Limit: $\displaystyle \lim _{x\to\infty}{\frac{e^x-3}{e^x+1}}$

Question

Is it correct to write $\displaystyle \lim _{x\to\infty}{\frac{e^x-3}{e^x+1}}=\lim _{x\to\infty}{\frac{e^x}{e^x}}=1$? Can I simply discard $-3$ and $+1$?

Answer 1

No, but you can multiply numerator and denominator by $e^{-x}$ :

$$\frac{e^x-3}{e^x+1}=\frac{1-3\, e^{-x}}{1+ e^{-x}}\to \frac{1+0}{1+0}=1$$

Answer 2

You can either compute it using the limit rule or you can use Squeeze theorem to prove it.

$$1-\frac{4}{e^x}\le 1-\frac{4}{e^x+1}=\frac{e^x-3}{e^x+1}\le 1$$

Answer 3

This is true

$$\lim _{x\to\infty}{\frac{e^x-3}{e^x+1}}=\lim _{x\to\infty}{\frac{e^x}{e^x}}=1$$

but this is not a correct way to proceed.

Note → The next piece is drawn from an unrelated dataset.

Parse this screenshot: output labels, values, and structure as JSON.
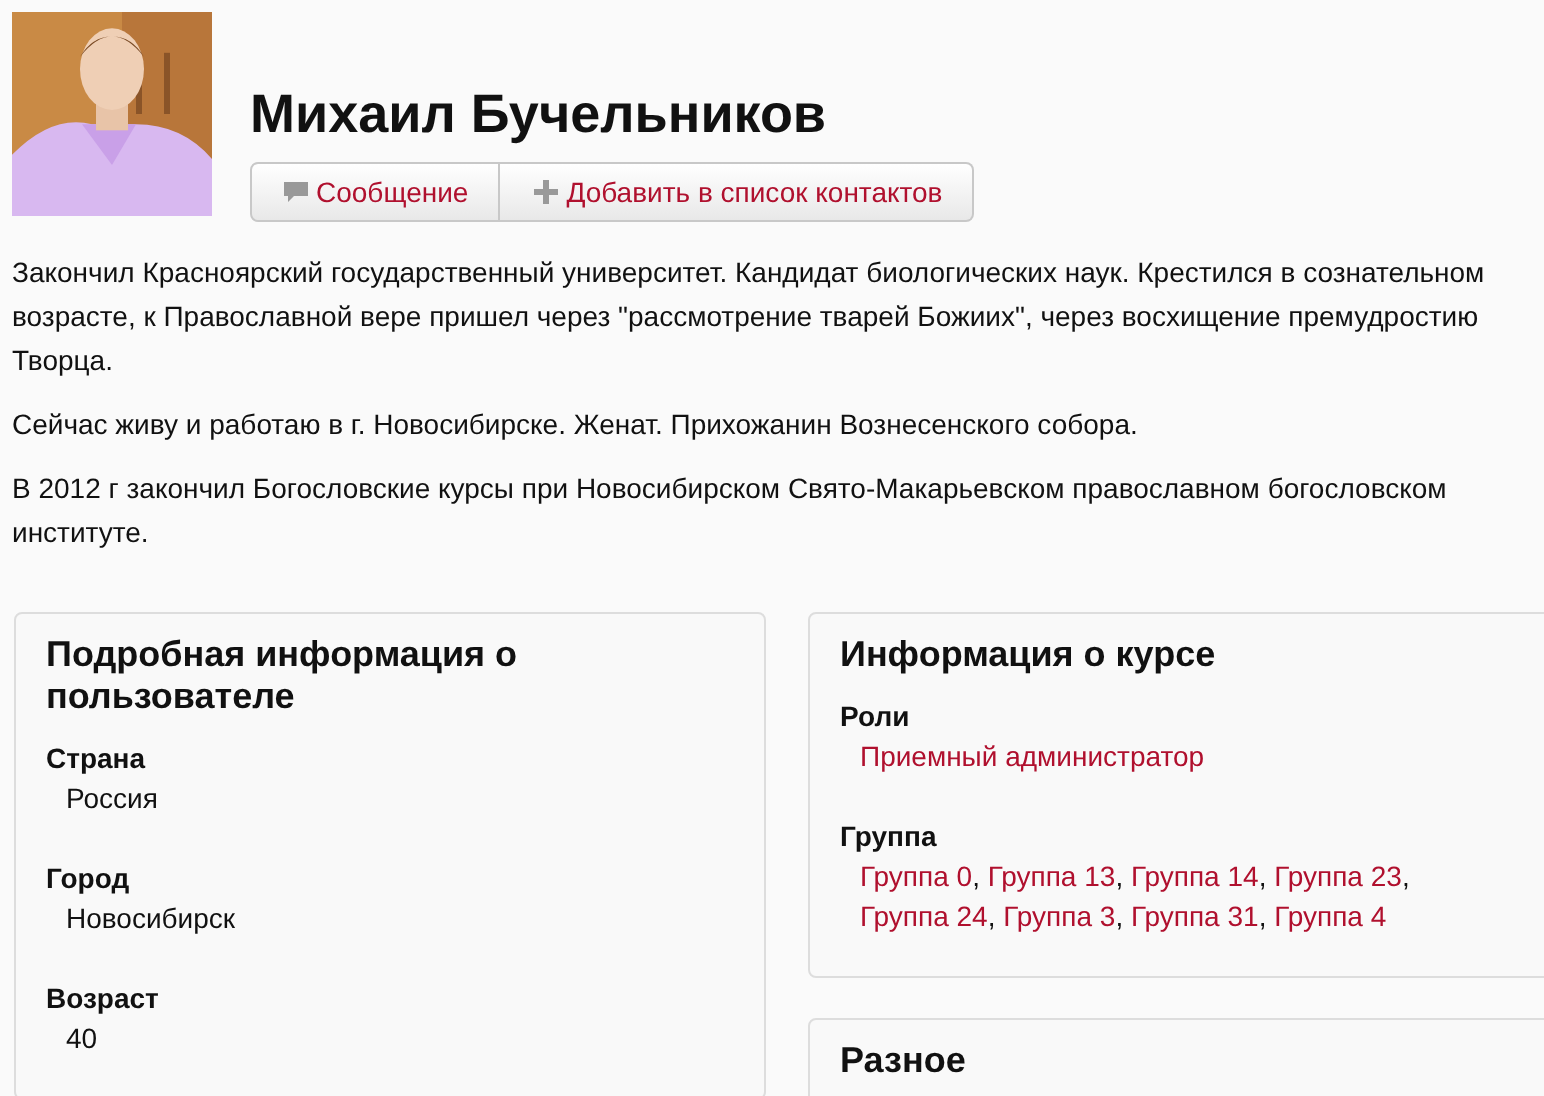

Usually, and more in general, we proceed factoring out the dominating term as follows

$$\frac{e^x-3}{e^x+1}=\frac{e^x}{e^x}\cdot \frac{1-\frac{3}{e^x}}{1+\frac{1}{e^x}}\to 1\cdot \frac{1-0}{1+0}=1$$

similarly to the example already given.

In this case, as a simple alternative, we can also proceed as follows

$$\frac{e^x-3}{e^x+1}=\frac{e^x+1-4}{e^x+1}=\frac{e^x+1}{e^x+1}-\frac{4}{e^x+1}=1-\frac{4}{e^x+1}\to 1-0=1$$

Answer 4

I think first you would want to prove that you can discard the -3 in the numerator, which you can do simply splitting the fraction in two, e^x/(1+e^x)-3/(1+e^x). Clearly the minus part goes to 0 as x goes to infinite and you're left with e^x/(1+e^x). That goes to 1, but you can prove it by multiplying top and bottom by e^-x to get
1/(e^(-x)+1)